What places objects into groups suggested by the nature of data where they tend to be similar to each other in some sense, and these objects differ in different groups tend to be dissimilar?

A

Clustering, and clusters (instead of groups).

If obvious clusters or groupings are developed prior to the analysis, the clustering analysis can be performed by simply sorting the data.

After clustering is performed, the characteristics of the clusters can be examined graphically
using a clustering package in software such R or SAS statistical packages.

Exhibit 8.5 is a cluster analysis of the same Medicare data used for the decision tree in exhibit 8.1. Note that beneficiaries with chronic conditions cluster together because of their high use of inpatient services.

29
Q

In what situation would text mining be effective use of data gathering?

A

In EHRs, chart notes consist of many words.

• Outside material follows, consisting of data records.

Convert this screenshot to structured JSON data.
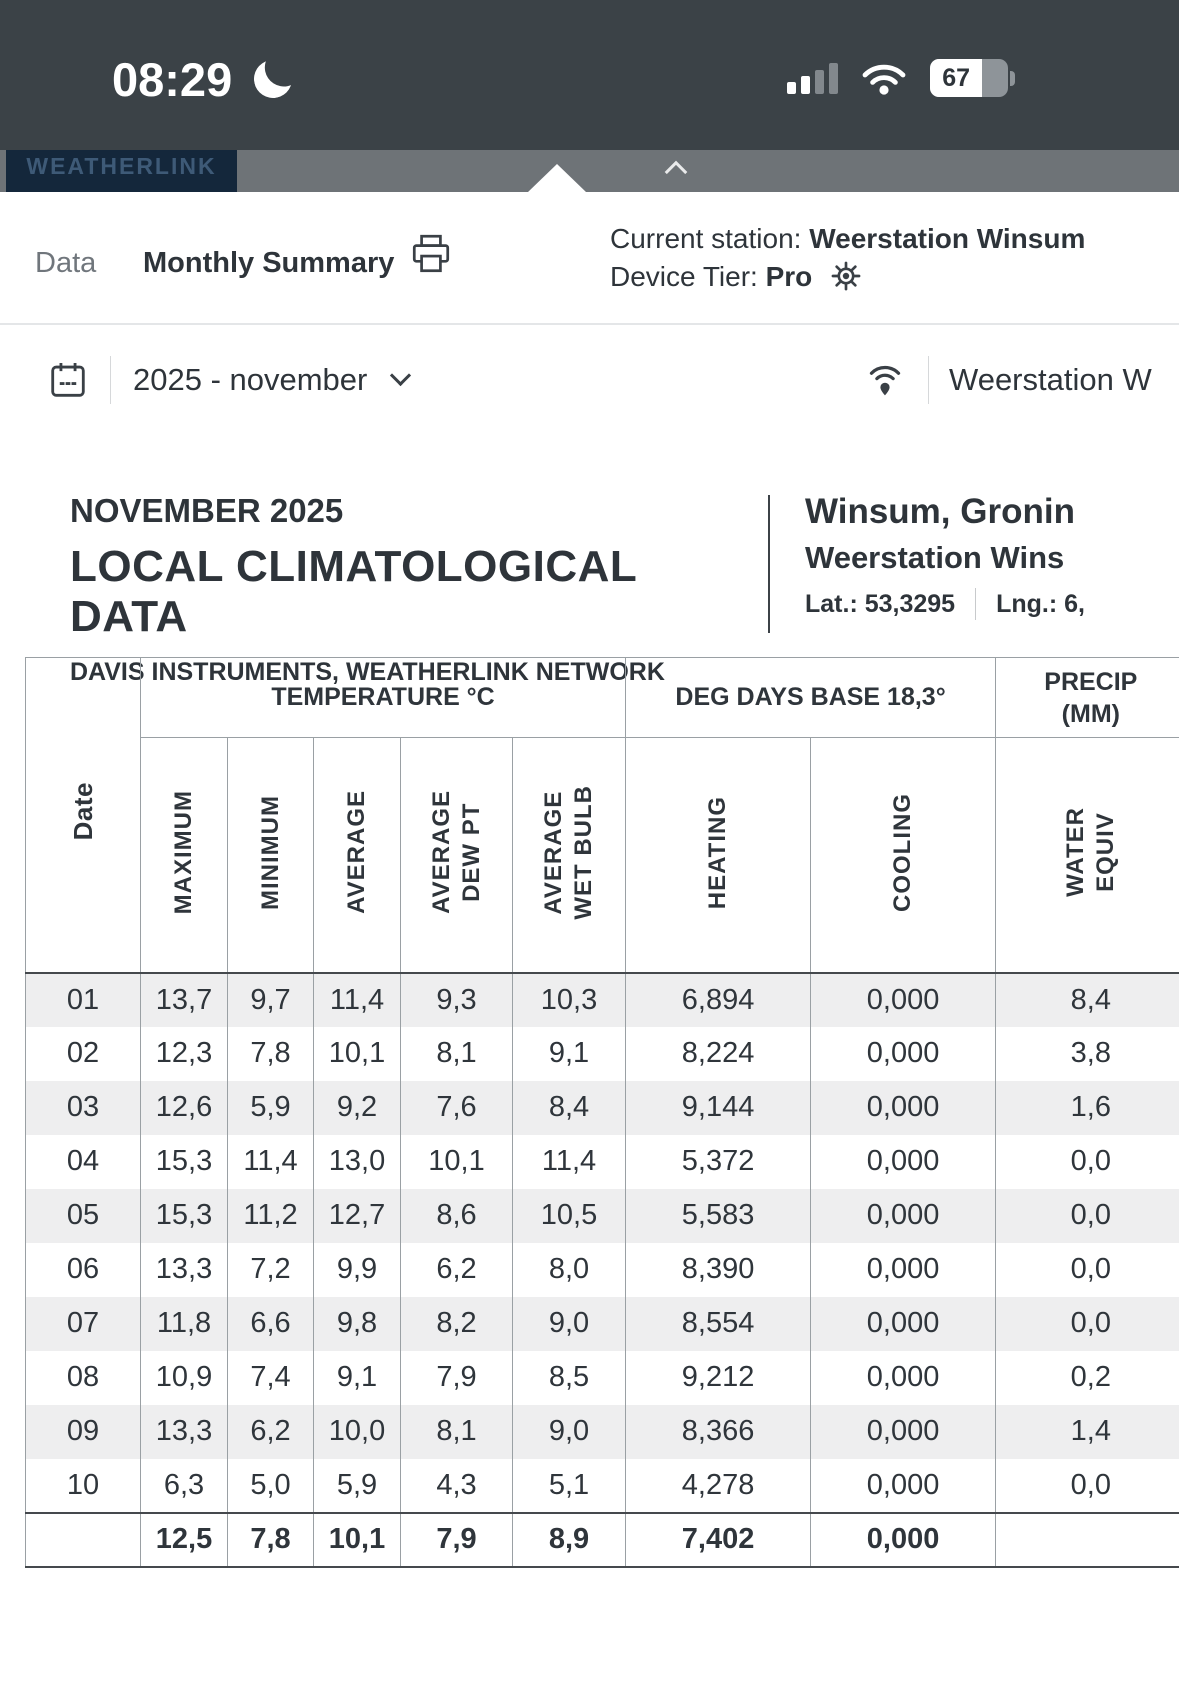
{
  "status_bar": {
    "time": "08:29",
    "battery_percent": "67"
  },
  "app_header": {
    "brand": "WEATHERLINK"
  },
  "toolbar": {
    "data_tab": "Data",
    "monthly_tab": "Monthly Summary",
    "current_station_label": "Current station:",
    "current_station_value": "Weerstation Winsum",
    "device_tier_label": "Device Tier:",
    "device_tier_value": "Pro"
  },
  "filter_bar": {
    "period": "2025 - november",
    "station": "Weerstation W"
  },
  "report_header": {
    "month": "NOVEMBER 2025",
    "title": "LOCAL CLIMATOLOGICAL DATA",
    "subtitle": "DAVIS INSTRUMENTS, WEATHERLINK NETWORK",
    "location": "Winsum, Gronin",
    "station": "Weerstation Wins",
    "latitude": "Lat.: 53,3295",
    "longitude": "Lng.: 6,"
  },
  "table": {
    "date_header": "Date",
    "groups": {
      "temperature": "TEMPERATURE °C",
      "deg_days": "DEG DAYS BASE 18,3°",
      "precip_line1": "PRECIP",
      "precip_line2": "(MM)"
    },
    "columns": [
      {
        "id": "maximum",
        "label": "MAXIMUM"
      },
      {
        "id": "minimum",
        "label": "MINIMUM"
      },
      {
        "id": "average",
        "label": "AVERAGE"
      },
      {
        "id": "average-dew-pt",
        "label": "AVERAGE\nDEW PT"
      },
      {
        "id": "average-wet-bulb",
        "label": "AVERAGE\nWET BULB"
      },
      {
        "id": "heating",
        "label": "HEATING"
      },
      {
        "id": "cooling",
        "label": "COOLING"
      },
      {
        "id": "water-equiv",
        "label": "WATER\nEQUIV"
      }
    ],
    "rows": [
      [
        "01",
        "13,7",
        "9,7",
        "11,4",
        "9,3",
        "10,3",
        "6,894",
        "0,000",
        "8,4"
      ],
      [
        "02",
        "12,3",
        "7,8",
        "10,1",
        "8,1",
        "9,1",
        "8,224",
        "0,000",
        "3,8"
      ],
      [
        "03",
        "12,6",
        "5,9",
        "9,2",
        "7,6",
        "8,4",
        "9,144",
        "0,000",
        "1,6"
      ],
      [
        "04",
        "15,3",
        "11,4",
        "13,0",
        "10,1",
        "11,4",
        "5,372",
        "0,000",
        "0,0"
      ],
      [
        "05",
        "15,3",
        "11,2",
        "12,7",
        "8,6",
        "10,5",
        "5,583",
        "0,000",
        "0,0"
      ],
      [
        "06",
        "13,3",
        "7,2",
        "9,9",
        "6,2",
        "8,0",
        "8,390",
        "0,000",
        "0,0"
      ],
      [
        "07",
        "11,8",
        "6,6",
        "9,8",
        "8,2",
        "9,0",
        "8,554",
        "0,000",
        "0,0"
      ],
      [
        "08",
        "10,9",
        "7,4",
        "9,1",
        "7,9",
        "8,5",
        "9,212",
        "0,000",
        "0,2"
      ],
      [
        "09",
        "13,3",
        "6,2",
        "10,0",
        "8,1",
        "9,0",
        "8,366",
        "0,000",
        "1,4"
      ],
      [
        "10",
        "6,3",
        "5,0",
        "5,9",
        "4,3",
        "5,1",
        "4,278",
        "0,000",
        "0,0"
      ]
    ],
    "summary": [
      "",
      "12,5",
      "7,8",
      "10,1",
      "7,9",
      "8,9",
      "7,402",
      "0,000",
      ""
    ]
  }
}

Such as doctors’ and nurses’ notes. Therefore, a useful subset of data mining tools for healthcare providers is text miners. The case study that follows demonstrates the applicability of text mining to public health initiatives.

30
Q

For cognitive computing for data mining, how does it simplify work by utilizing a neural network?

A

Cognitive computing systems are designed to mimic human thought and provide natural language interfaces. A leading example is IBM Watson Analytics. Users load data into the system, and Watson performs significant preprocessing to suggest interesting correlations for the analyst to examine.

Exhibit 8.7 shows the starting screen from Watson as it looks at the Medicare beneficiary data
used in earlier examples. It immediately offers six questions for the analyst to pursue. It also
provides a natural language inquiry interface to delve deeper into the data.

Watson is a sophisticated example of a supervised learning tool and will continue to evolve as
its underlying artificial intelligence software improves.